January 26, 2024

Israel-Hamas War: Should children visit Hostages Square? - opinion

By Barbara Sofer

Should children visit Hostages Square in Tel Aviv? The question recently came up in an adult dinner conversation among Israelis in Jerusalem.

Let’s think about what a stressful time the children of Israel have been experiencing since the war began. Running from rockets. Parents and siblings on the battlefronts. Evacuation from their homes. Disruption of schooling. Death announcements. Images of kidnapped children.

Will they be missing an empowering, historic experience by not visiting Hostages Square or will it compound their traumas?

My own children are all adults and parents themselves. Still, I thought back to our experiences of bringing them up in Israel. When they were in kindergarten, in the playground they were already talking about the Holocaust. My daughter told me that a friend insisted that her grandmother had seen an angel. “When was that exactly?” I remember asking carefully. “While we were on the swings,” she said. “I explained that I wondered where the angel had been seen. “The angel saved her in the Holocaust,” said my own five-year-old. The small children, it seems, were comparing Holocaust stories they’d heard or overheard at home. I realized that I needed to explain about the Holocaust and, when my children were a little older, to visit Yad Vashem. 

Then, in 1987, our older children, aged 10 and 11, were following the trial of concentration camp guard John Demjanjuk while it was taking place in Jerusalem. That needed more discussion. In the 1990 Gulf War, our children wore gas masks and hustled to what we called “a sealed room,” which back then meant the room with the fewest windows. The glass in the windows was protected from shattering with masking tape, and the room was stocked with reassuring chocolate bars. I tried to make them feel that the situation was under control and they were relatively safe.

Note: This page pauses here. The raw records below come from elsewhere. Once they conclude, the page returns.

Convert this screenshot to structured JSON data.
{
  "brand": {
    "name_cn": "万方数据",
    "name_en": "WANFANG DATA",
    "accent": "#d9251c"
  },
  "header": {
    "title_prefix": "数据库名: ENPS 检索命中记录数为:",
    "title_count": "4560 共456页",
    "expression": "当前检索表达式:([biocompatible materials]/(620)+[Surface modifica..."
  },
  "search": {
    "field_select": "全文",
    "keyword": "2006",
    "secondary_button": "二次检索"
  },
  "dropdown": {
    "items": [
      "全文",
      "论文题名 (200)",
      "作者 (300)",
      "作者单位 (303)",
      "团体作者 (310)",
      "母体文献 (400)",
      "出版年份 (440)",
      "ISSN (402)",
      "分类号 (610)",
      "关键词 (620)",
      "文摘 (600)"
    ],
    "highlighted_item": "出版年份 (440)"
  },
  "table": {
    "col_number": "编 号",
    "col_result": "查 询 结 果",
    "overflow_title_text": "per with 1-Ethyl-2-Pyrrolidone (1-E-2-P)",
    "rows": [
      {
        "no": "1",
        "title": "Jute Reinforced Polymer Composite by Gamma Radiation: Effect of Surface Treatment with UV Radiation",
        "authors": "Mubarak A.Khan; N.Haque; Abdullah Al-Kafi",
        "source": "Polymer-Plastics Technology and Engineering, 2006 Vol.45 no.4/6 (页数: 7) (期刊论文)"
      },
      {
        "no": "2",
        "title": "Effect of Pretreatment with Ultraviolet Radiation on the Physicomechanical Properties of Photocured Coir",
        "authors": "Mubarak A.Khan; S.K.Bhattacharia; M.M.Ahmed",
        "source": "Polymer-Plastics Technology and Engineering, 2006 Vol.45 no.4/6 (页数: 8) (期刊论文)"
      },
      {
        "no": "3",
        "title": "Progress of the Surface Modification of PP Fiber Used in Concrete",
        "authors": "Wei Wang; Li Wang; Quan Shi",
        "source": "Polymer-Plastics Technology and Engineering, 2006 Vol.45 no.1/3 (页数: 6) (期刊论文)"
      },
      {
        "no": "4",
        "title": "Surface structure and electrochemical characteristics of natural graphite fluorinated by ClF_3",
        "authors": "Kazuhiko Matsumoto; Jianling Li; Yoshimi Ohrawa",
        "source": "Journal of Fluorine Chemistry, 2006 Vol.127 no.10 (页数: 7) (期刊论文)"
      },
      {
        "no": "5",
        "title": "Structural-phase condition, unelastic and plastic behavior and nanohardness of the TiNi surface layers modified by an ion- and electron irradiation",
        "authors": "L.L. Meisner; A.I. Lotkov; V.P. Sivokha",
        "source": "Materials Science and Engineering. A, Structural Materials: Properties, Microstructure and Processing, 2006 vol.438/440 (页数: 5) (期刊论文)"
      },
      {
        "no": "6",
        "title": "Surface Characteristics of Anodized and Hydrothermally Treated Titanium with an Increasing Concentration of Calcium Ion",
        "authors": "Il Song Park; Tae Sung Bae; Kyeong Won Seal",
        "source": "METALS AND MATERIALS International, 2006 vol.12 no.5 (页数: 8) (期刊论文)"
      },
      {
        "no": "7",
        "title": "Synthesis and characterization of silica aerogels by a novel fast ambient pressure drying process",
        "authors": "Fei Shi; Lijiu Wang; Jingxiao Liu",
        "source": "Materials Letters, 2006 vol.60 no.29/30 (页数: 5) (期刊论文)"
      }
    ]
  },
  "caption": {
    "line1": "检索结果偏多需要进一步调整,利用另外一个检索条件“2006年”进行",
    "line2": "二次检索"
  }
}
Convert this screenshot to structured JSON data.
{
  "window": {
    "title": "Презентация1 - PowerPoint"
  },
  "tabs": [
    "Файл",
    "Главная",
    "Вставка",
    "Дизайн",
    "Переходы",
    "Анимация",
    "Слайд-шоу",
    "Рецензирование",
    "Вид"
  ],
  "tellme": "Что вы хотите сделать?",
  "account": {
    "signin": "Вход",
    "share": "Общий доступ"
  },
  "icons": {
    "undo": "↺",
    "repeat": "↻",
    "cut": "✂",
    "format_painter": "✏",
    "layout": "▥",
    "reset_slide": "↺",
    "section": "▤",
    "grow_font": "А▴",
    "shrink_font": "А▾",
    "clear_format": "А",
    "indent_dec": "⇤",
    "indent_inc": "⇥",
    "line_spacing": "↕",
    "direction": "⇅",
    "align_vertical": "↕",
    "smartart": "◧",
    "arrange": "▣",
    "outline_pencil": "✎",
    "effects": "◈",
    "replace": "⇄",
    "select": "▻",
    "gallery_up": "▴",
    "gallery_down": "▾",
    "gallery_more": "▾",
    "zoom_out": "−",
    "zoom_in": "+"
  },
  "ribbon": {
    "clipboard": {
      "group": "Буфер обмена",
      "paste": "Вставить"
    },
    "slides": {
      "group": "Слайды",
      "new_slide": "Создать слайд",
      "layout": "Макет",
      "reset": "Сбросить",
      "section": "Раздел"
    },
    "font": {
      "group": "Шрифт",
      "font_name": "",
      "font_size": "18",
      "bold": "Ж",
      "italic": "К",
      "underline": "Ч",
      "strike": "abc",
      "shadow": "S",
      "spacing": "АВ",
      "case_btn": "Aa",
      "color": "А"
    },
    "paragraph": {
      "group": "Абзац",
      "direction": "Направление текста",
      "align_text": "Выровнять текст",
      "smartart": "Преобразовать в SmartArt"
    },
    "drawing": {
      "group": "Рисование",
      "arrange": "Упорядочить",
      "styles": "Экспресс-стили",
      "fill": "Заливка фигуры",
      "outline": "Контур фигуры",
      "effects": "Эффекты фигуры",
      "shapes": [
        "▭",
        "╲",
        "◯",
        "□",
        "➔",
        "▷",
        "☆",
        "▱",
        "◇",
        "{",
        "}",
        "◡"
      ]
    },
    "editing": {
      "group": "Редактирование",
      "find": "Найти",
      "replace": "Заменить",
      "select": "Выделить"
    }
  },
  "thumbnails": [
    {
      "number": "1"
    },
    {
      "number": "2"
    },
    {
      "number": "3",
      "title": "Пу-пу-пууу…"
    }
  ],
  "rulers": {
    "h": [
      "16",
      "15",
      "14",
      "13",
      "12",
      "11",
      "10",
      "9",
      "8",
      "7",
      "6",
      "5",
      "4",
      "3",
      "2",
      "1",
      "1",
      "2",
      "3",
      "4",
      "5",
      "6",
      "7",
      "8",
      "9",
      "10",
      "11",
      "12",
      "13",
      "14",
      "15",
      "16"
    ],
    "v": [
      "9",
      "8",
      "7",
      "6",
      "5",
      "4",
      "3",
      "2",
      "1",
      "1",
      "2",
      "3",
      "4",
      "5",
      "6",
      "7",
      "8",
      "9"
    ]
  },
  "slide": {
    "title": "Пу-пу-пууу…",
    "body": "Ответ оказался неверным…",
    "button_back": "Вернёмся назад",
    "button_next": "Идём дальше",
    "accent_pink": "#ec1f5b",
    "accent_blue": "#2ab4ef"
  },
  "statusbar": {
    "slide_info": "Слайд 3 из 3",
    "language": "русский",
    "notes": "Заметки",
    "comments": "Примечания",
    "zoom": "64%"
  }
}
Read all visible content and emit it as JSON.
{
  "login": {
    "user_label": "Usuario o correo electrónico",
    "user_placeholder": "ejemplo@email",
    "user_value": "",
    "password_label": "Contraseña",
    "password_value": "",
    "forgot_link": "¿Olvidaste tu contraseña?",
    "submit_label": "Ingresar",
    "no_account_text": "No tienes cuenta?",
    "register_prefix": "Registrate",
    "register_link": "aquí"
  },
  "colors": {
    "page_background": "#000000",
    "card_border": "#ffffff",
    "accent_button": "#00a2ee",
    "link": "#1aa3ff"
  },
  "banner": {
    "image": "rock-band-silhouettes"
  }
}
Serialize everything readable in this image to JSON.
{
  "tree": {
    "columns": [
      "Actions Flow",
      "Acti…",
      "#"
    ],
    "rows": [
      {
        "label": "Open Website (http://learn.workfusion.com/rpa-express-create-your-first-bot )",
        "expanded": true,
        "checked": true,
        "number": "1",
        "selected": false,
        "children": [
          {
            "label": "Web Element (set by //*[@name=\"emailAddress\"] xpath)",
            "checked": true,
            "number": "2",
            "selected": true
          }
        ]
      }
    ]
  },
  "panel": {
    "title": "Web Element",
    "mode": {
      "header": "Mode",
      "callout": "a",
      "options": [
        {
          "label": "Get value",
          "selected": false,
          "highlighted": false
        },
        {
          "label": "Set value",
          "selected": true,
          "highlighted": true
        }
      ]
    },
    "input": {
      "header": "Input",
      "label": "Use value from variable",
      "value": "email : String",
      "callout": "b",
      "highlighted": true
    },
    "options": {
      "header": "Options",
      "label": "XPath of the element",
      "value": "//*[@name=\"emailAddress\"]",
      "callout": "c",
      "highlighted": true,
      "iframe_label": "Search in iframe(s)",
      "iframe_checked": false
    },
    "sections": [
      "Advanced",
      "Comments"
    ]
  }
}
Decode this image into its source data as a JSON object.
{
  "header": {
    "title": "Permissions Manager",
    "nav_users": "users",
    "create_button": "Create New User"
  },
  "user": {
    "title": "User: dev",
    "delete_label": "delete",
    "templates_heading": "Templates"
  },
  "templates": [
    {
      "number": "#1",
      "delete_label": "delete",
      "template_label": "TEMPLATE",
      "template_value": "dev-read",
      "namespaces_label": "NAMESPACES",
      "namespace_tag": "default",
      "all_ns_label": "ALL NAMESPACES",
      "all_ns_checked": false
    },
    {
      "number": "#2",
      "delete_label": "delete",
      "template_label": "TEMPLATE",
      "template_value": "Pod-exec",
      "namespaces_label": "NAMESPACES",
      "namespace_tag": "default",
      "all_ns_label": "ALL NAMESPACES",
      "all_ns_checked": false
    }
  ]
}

Wrestling with the question of Hostages Square, I phoned my now-grown-up daughter, Hadas Schroeder Rahamim, of the angel story. She’s a child psychologist, a mother of four, and a sensible person. It was hard for her to hear me on her cellphone. Where was she? At Hostages Square with several of her children.

WE TALKED about it in depth later. Hadas was at Hostages Square with two teenage daughters, one of whom has been especially involved in hostage release activism, ever since her closest friend’s big brother Hersh Goldberg-Polin was abducted. Going to Hostages Square on a weekly basis has become part of that granddaughter’s routine, and Hadas went to support her, as well as the hostages. Hadas’s oldest daughter is in the army, and she decided not to take her eight-year-old son.

In addition to the tents, displays, and installations – the most famous of which is the long, empty set Shabbat table with yellow flowers – relatives and loved ones tell their stories,

“Being there was tough for everyone,” Hadas said. “Several of the speakers told intensely emotional stories that would be very scary for children to hear. Each story is graphic and describes unbearable suffering. How else to break through the wall of a seemingly indifferent world?

“Nowadays, children are much more exposed to information than we were as children. This makes our ability to intervene to frame the information very, very difficult. But if one thing is sure, parents have to be preemptive. We can’t wait for our children to come to us. We need to try to mediate all the frightening information, true or fake, that they’re hearing.”

So start by asking them what they’ve heard and answering truthfully, but in age-appropriate ways, she advises.

“Share information without embellishing it. Allow the kids to express their feelings and validate the feelings. This isn’t easy; kids are going through a lot of emotional pain, and listening and validating can be hard for parents as well. More importantly, it isn’t a one-time conversation. It’s a process that will be repeated many times, and the goal is to keep open a route of communication. Our job is to help our kids regulate themselves so they’re not overwhelmed with everything that’s going on. Knowing their parents will listen and support them through painful feelings helps kids develop their coping skills.”

EXPERIENCING HOSTAGES SQUARE would have been too hard for her eight-year-old, but she likes the way his school has projects around this ongoing tragedy. “A small child might be involved in tying yellow ribbons without hearing all the details. Some kids ask about the Bibas children who are still being held captive, and are comforted to know that the Bibas children are with their mother,” she said.

Teens, on the other hand, need to be involved in healthy volunteer activities; that’s how they express themselves.

“We have to let them connect to the situation. But Hostages Square might not be right for them all. For example, on the 100th day, a young woman sat screaming in a cage as part of the art exhibition. It was very effective, but too strong for some youngsters.”

Of course, their personal experiences and sensitivities also matter. Among those at the adult dining table at which the subject came up were parents who had managed to escape with their children from the attack on October 7. The mother was shot and is in rehabilitation, together with her brother-in-law, who was gravely wounded fighting in Gaza.

Should these children go to Hostages Square? 

Said Hadas: “Many children in Israel have lived through our worst nightmares and were exposed to horror beyond words. To them and their families, Hostages Square might feel like a supportive environment where their real-life experiences are being talked about. It’s no longer about shoulds and musts and more about acceptance that the pain needs a place, be it a support circle, a square, or a hug.”